Ces convois partaient des principales villes de zone sud ainsi que de la "zone-refuge" du Chambon-sur-Lignon.
Les points de regroupement les plus utilisés ont été Lyon, Annecy, Chambéry, Annemasse, Bellegarde, Aix-les Bains. Plusieurs réseaux clandestins coopéraient pour amener ensuite les convois, par petits groupes, à la tombée de la nuit, jusqu’à un certain point de la frontière, où les attendait un passeur (bénévole ou rétribué).
C’est ainsi que la Sixième (EI), l’Education Physique (MJS) et le Circuit Garel (OSE) ont travaillé la main dans la main, ainsi que des organisations chrétiennes comme la CIMADE et la filière de René Nodot. Les véritables documents d’identité des enfants étaient généralement cousus dans la doublure de leurs vêtements, au moins leur vrai nom, pour qu’ils puissent les montrer aux autorités en Suisse et au siège de l’OSE à Genève, qui devait les prendre en charge. Quel travail !!!
Quand un groupe arrivait en retard, on y passait la nuit, avec l’angoisse de ne pas terminer à temps...

Et puis la Suisse n’admet que les enfants de moins de 16 ans.
Alors, il faut tromper, tricher, truquer, avec une fausse carte et un uniforme scout qui rajeunit ! Et il y a encore l’argent à trouver. Les passeurs risquent gros (la prison ou l’exécution par les Allemands).
Ainsi la plupart exigent-ils trois à cinq mille francs par personne passée, adulte ou enfant.
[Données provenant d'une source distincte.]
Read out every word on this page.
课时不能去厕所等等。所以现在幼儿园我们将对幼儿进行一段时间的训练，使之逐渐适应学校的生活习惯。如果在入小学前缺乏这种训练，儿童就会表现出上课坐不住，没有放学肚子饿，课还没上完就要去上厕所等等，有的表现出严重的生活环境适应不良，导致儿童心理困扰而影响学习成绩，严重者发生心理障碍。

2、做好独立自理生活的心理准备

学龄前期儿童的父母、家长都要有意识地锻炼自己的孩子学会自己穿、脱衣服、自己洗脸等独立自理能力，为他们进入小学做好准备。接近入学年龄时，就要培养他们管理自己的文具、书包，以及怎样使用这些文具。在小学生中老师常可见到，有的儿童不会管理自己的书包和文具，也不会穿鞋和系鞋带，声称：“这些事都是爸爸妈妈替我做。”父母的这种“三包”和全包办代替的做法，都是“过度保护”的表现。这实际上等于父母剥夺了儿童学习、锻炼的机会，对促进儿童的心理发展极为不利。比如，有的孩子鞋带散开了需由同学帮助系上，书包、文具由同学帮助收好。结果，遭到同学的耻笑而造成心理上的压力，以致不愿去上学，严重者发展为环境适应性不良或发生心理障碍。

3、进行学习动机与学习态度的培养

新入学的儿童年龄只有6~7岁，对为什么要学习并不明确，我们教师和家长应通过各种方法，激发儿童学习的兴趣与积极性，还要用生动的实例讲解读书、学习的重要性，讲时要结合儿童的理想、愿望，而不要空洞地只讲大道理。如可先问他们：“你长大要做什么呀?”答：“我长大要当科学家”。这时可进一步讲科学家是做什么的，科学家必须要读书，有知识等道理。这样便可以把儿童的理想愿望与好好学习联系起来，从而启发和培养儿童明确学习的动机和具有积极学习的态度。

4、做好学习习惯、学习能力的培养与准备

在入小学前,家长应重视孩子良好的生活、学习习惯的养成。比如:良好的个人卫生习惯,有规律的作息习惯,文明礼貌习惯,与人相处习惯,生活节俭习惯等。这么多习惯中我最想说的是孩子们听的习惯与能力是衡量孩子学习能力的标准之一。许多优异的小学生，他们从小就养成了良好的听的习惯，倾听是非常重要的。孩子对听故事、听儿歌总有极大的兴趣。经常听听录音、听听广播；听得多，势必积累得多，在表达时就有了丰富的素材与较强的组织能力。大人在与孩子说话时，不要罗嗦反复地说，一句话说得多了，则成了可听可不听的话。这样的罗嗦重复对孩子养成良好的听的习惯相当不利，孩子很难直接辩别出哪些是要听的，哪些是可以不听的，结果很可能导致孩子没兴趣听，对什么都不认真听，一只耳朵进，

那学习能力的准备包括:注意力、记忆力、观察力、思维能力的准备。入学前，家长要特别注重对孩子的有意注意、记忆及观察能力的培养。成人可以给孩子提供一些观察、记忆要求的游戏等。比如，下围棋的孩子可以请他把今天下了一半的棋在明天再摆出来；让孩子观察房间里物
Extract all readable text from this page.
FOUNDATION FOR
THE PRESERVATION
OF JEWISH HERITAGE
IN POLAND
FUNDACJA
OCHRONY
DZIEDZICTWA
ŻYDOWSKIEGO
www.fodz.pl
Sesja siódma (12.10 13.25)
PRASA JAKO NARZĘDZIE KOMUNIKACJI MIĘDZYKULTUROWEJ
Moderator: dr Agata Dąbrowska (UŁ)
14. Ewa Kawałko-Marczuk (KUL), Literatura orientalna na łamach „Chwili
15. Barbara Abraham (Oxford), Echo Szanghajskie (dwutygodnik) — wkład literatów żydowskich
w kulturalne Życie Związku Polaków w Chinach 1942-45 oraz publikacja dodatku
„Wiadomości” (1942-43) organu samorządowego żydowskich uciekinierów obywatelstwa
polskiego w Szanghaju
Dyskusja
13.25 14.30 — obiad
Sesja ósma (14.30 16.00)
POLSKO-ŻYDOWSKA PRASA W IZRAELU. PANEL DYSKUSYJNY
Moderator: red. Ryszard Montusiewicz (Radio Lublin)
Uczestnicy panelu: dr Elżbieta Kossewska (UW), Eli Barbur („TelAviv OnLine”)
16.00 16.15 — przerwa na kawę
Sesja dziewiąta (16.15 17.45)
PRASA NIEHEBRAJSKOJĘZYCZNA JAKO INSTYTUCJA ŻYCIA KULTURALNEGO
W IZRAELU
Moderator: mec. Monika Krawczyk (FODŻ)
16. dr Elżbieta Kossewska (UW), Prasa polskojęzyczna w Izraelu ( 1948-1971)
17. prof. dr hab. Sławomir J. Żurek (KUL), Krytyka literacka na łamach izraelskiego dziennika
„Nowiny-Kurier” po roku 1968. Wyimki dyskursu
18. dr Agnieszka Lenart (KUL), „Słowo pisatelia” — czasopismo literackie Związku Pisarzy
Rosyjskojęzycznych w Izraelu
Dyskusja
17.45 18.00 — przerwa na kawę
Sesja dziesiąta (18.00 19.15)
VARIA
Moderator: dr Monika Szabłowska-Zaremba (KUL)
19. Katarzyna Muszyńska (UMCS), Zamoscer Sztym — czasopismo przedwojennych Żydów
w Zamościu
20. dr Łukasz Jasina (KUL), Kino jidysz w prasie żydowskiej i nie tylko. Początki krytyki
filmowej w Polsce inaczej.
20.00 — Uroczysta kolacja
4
Parfois, au bureau de l’OSE, à Chambéry, à Megève, pour un groupe partant le soir, on n’a pas encore réuni à midi de quoi payer le passage... Les adultes sont systématiquement refoulés par les Suisses – sauf les personnes âgées de plus de 60 ans et les familles avec un ou deux enfants en bas âge.
Alors, vite, on fabrique des familles : un homme, une femme, qui ne s’étaient jamais vus deviennent pour quelques heures ou quelques jours mari et femme. On leur met deux petits enfants sur les bras... et le tour est joué !
Quant aux points de passage frontaliers les plus fréquentés, ils se situaient en Savoie et Haute –Savoie : Ville-la-Grand (dans la banlieue d’Annemasse), Souvaine, Collonges-sous-Salève, Saint-Julien-en- Genevois, Saint-Gingolph, Veigy... Mais dévouement, courage, ruses et complicités ne pouvaient pas toujours parvenir à vaincre le dernier obstacle : Le REFOULEMENT par les Suisses.